# [Mvd fr XP] Devil may cry 3 error!!!



## nash_123 (Jan 16, 2010)

aarrgghhh!!!!! help me with this problem guys!

i already installed and uninstalled installed, uninstalled my DMC3SE game in my computer and this message always comes out everytime i open the file

dmc3se.exe has encountered a problem and needs to close. we are sorry for the inconvenience............................................. send error message........dont send......:upset::upset::upset:


guys you know i am a huge fan of DMC but by the time i installed the game i cant open it,,,,,, heelllppppppppppppppppppp


----------



## nash_123 (Jan 16, 2010)

*Re: Devil may cry 3 error!!!*

and also my system specs are:

BIOS: Phoenix ROM BIOS PLUS Version 1.10 AO4
Processor: Intel(R) Premium(R) M Processor 1.73GHz
Memory: 504Mb RAM
DirectX Version: DirectX 9.0c
System manufacturer: DELL Inc.
OS: Windows XP professional (5.1 build 2600)
System model: ME051:normal:ray:


----------



## nash_123 (Jan 16, 2010)

*Re: Devil may cry 3 error!!!*

and i upgraded my system video card, sound card and etc this morning but it really wont open,,,,, please help me


----------



## Lord Sirian (Jan 14, 2007)

Hi. Welcome to TSF.

Could you please follow all the instructions listed here and post back with the results.
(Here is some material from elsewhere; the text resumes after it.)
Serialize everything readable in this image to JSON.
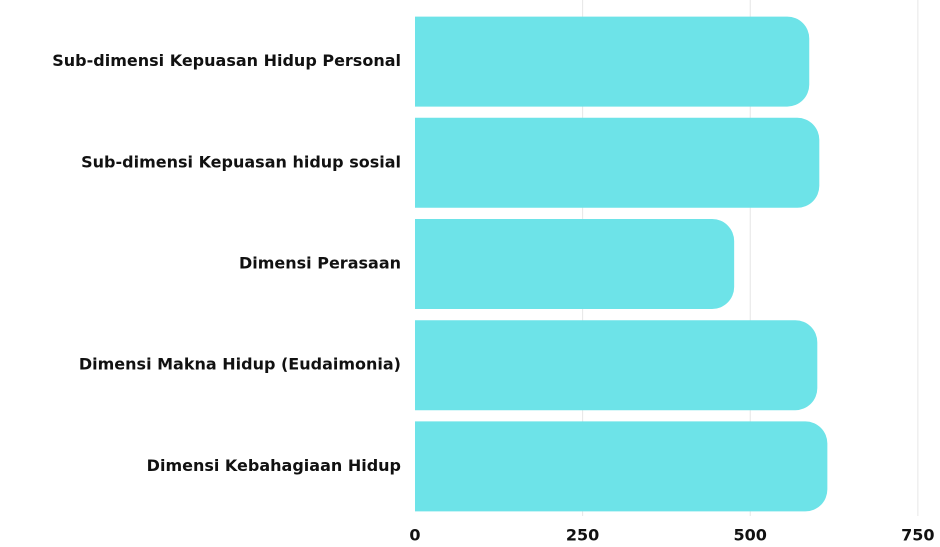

Also remember to include the rest of your system specs.


----------



## nash_123 (Jan 16, 2010)

I upgraded everyting for my laptop, but.......... it still wont work

nothing has changed!!!! grrrrr:upset::upset:

i hate dmc3!!!!!!!!!!!!!!!!!!!!!lthumbsdlthumbsdlthumbsd:evil:


----------



## Aus_Karlos (Mar 10, 2007)

It would still be nice to know your system specs.
Does your laptop meet the minimal requirements?


----------